There is also a strong link between the supplier and a government of a given third country especially with regards to the third country’s legislation, and especially where there are no legislative or democratic checks and balances in place, said the EU report, “…the ability for the third country to exercise any form of pressure, including in relation to the place of manufacturing of the equipment.”
Coming to less technical and less financial consequences, the far greater access and connectivity brought by 5G will also come with its fair share of threats and challenges for the government as well as citizens of Pakistan. It might be difficult for this publication to define lawful and unlawful surveillance and censorship, but there will be undeniable impacts on both these fronts.
5G enabled surveillance equipment will be far more efficient which will be instrumental in fight against terrorism but at the same time, in absence of proper controls it holds the potential to become devastating through cyber attacks and data leakage. On the flipside, the same surveillance can be misused or used out rightly to censor media or social media content.

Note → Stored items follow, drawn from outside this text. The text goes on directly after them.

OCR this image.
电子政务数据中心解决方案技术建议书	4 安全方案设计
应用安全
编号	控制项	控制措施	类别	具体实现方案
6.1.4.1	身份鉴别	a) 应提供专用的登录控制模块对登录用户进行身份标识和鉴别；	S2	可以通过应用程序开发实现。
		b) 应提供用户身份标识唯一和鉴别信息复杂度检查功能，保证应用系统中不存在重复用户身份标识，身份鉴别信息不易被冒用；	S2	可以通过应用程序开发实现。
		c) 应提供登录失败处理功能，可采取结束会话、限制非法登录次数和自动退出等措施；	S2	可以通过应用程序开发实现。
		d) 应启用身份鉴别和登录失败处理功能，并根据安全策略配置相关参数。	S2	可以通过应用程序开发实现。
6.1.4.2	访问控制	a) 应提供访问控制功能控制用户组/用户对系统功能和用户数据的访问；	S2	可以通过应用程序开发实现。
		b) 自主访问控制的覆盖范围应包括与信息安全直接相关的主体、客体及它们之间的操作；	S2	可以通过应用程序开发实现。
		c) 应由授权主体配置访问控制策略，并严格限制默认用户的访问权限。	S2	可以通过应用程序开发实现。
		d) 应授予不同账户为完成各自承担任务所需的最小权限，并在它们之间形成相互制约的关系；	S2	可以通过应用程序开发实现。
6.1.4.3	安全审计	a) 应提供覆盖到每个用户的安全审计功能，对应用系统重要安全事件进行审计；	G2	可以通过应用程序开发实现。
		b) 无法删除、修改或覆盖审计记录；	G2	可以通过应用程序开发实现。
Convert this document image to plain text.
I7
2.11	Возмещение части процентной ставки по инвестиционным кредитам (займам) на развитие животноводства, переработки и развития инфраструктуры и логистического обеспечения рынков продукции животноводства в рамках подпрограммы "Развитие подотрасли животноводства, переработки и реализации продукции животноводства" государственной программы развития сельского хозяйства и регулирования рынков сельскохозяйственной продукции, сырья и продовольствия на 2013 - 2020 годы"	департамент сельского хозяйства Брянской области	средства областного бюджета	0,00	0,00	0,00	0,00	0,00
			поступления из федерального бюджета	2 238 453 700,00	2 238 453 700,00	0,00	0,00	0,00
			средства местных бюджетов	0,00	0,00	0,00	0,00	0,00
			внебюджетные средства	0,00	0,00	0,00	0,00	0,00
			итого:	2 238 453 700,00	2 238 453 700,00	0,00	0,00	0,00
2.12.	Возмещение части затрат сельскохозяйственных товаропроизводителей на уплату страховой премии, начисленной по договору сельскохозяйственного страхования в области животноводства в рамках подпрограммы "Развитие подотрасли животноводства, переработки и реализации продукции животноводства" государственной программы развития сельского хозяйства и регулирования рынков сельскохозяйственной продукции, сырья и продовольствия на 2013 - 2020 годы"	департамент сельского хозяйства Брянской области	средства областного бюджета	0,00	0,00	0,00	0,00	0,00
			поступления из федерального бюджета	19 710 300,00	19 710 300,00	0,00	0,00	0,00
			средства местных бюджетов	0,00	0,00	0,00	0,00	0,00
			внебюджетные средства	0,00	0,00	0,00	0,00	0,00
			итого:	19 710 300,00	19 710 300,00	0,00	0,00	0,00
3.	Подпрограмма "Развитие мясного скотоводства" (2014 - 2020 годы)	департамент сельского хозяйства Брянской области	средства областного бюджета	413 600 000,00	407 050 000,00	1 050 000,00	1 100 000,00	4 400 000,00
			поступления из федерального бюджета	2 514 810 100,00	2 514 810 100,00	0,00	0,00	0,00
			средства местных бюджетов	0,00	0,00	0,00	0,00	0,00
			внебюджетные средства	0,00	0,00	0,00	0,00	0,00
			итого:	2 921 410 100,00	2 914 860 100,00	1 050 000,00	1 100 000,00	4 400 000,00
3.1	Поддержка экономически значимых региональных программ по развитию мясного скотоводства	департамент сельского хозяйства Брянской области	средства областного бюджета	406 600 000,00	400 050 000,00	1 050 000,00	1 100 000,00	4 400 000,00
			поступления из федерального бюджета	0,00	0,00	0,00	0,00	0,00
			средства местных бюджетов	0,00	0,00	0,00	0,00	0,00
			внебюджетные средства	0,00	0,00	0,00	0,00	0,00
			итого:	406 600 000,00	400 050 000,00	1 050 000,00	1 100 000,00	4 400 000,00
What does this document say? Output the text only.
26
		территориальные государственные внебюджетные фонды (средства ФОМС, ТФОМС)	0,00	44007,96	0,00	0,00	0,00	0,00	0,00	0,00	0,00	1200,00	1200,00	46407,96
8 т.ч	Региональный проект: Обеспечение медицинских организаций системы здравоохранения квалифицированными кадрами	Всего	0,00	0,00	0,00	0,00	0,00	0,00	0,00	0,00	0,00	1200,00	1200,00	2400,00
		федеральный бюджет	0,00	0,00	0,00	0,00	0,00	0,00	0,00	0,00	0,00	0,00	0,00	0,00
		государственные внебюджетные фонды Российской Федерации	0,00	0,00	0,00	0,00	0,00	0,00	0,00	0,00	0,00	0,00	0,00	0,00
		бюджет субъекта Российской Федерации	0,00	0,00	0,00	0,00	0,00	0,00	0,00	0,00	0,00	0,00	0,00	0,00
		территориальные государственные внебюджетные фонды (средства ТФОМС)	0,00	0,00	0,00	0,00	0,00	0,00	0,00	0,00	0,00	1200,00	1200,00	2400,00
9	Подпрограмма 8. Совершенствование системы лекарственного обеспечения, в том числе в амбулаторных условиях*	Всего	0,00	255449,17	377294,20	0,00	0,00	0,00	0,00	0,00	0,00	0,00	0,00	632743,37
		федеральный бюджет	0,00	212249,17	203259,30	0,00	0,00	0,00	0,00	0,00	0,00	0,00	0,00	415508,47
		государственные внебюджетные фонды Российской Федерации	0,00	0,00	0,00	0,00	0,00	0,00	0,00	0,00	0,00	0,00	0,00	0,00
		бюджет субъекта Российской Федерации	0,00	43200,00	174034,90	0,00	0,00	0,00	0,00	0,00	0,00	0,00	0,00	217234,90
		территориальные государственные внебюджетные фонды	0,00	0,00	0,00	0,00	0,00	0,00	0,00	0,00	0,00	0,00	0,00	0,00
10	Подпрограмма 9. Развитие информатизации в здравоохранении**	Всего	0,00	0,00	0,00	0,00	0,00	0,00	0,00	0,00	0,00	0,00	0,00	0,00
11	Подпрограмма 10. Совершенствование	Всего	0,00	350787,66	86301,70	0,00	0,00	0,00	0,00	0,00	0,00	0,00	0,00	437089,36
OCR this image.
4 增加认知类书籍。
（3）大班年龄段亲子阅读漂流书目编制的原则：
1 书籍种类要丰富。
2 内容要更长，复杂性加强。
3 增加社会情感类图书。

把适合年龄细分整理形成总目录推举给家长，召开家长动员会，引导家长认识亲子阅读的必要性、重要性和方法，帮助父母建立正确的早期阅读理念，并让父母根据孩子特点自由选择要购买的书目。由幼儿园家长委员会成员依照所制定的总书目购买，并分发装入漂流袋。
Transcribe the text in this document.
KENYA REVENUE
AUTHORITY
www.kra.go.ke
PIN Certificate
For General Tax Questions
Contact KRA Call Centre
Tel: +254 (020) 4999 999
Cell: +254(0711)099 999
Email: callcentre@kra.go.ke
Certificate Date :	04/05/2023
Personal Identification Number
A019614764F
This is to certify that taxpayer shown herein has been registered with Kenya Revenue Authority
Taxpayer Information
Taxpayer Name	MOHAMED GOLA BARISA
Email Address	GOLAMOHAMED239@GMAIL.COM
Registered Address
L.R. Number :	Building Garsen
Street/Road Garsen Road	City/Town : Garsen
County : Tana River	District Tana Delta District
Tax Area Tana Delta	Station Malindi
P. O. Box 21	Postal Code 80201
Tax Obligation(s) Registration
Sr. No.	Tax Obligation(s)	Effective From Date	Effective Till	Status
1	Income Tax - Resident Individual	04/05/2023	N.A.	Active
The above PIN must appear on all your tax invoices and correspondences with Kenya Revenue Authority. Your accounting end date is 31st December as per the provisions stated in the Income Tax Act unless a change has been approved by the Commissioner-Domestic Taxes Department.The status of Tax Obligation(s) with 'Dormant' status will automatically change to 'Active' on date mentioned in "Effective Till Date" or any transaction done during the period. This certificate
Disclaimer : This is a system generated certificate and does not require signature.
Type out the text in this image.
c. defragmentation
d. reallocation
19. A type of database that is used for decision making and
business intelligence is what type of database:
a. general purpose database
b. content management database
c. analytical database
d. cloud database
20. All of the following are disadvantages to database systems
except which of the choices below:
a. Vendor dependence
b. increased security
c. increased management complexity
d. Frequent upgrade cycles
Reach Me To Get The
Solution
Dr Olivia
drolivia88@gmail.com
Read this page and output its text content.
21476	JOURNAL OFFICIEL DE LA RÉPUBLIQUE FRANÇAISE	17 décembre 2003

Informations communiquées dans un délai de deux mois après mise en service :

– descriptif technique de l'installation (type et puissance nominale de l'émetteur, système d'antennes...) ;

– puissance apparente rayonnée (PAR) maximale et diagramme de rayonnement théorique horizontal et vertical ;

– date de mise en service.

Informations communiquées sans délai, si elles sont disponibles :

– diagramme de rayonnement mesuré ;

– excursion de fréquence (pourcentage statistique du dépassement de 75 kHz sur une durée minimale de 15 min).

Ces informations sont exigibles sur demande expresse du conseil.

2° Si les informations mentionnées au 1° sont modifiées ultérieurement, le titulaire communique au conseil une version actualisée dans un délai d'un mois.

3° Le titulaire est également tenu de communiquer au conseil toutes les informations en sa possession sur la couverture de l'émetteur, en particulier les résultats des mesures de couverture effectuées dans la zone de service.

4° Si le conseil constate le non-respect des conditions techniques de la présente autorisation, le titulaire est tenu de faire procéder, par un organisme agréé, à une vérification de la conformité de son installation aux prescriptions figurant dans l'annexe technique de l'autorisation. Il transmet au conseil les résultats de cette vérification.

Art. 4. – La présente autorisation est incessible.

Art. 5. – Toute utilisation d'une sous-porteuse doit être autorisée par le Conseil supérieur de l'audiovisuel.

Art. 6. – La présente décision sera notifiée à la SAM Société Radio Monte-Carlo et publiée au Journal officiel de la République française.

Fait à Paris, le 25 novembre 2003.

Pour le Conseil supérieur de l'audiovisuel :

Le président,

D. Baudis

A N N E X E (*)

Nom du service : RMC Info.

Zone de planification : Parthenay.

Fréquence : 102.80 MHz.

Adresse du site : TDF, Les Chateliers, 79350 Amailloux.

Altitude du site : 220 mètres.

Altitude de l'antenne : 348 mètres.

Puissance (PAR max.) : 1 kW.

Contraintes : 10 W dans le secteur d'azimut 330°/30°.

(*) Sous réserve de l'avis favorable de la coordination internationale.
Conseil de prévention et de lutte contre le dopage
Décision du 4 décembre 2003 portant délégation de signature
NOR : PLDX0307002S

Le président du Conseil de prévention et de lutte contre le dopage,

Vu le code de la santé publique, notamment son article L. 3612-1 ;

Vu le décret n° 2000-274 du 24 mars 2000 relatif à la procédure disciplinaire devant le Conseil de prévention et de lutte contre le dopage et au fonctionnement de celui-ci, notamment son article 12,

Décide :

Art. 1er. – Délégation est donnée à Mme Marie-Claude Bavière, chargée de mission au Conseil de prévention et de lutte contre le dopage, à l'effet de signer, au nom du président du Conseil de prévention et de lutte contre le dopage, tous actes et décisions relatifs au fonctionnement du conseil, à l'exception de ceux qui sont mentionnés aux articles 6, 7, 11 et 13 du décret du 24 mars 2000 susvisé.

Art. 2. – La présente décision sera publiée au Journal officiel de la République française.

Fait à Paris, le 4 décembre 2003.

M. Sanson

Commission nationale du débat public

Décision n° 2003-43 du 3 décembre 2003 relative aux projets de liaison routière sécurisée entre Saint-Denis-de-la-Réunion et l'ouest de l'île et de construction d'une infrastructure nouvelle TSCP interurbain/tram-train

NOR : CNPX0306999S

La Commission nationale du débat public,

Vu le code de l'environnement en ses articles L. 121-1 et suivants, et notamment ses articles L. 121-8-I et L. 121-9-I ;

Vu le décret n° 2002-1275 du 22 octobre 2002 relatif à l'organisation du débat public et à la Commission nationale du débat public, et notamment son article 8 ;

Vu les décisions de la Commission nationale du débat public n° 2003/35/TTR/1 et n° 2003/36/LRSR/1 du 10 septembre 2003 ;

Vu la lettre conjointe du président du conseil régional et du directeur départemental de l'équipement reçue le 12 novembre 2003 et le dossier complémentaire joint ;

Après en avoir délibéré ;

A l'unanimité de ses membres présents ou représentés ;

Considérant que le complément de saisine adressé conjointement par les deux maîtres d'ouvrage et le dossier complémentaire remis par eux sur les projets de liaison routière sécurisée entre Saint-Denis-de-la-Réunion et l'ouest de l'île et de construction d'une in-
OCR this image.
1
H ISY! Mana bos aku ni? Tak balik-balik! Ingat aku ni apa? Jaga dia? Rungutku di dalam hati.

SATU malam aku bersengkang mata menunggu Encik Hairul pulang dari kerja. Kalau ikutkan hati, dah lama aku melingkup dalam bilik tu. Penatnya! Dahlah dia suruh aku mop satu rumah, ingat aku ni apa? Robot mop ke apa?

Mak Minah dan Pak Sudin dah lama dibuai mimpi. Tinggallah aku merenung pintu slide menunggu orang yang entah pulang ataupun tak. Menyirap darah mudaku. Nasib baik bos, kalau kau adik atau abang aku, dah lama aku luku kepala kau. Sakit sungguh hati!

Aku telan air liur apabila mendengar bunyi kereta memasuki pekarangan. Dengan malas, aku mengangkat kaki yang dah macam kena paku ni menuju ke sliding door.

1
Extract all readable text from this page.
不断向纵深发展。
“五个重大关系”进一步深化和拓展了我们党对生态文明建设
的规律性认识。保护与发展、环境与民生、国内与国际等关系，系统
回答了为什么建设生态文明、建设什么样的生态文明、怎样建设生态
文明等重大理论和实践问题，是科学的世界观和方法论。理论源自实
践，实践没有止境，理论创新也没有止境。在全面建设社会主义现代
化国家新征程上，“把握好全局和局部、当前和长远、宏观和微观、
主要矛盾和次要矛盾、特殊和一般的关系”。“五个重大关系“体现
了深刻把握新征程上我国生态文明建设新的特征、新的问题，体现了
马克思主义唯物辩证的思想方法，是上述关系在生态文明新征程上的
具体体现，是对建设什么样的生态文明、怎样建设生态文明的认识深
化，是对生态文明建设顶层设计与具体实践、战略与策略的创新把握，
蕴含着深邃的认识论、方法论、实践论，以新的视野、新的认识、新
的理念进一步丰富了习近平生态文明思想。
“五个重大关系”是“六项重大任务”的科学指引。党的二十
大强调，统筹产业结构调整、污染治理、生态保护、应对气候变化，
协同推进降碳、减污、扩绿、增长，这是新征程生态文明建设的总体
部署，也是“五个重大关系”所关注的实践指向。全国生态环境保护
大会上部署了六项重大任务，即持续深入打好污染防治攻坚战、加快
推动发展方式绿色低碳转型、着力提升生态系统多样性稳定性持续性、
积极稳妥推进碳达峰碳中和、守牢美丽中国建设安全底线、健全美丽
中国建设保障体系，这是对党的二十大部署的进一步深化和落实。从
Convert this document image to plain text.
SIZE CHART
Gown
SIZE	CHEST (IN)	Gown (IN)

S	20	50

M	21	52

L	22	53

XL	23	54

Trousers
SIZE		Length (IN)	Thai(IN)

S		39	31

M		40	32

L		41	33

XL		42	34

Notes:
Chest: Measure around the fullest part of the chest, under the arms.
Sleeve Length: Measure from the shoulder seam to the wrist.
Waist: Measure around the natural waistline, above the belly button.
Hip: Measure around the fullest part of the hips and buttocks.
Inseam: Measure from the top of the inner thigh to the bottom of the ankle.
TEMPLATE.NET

Similarly, from the users’ end, unlimited reach to the world of internet has rarely brought about sharp-minded entrepreneurs from Pakistan and has more frequently resulted in disputes and online and physical threats and attacks. Cyber security bill, as it is today, remains unfinished in the halls of the parliament and we continue to debate whether to become party to international conventions of social media and information sharing, let alone draft a comprehensive bill outlining limits of operations by the users as well as authorities.
In the myriad of issues related to telecommunications already prevalent in the country, the race to 5G is a lot like putting the cart before the horse than it is to prepare the infrastructure, investment environment, and user awareness about fifth generation of wireless mobile services.
There is a lot to gain from 5G, but in the absence of proper legislation, economic conditions conducive to implement such technology, and clear definition of roles to be played by all relevant stakeholders, we remain farther behind in technology than we might realize.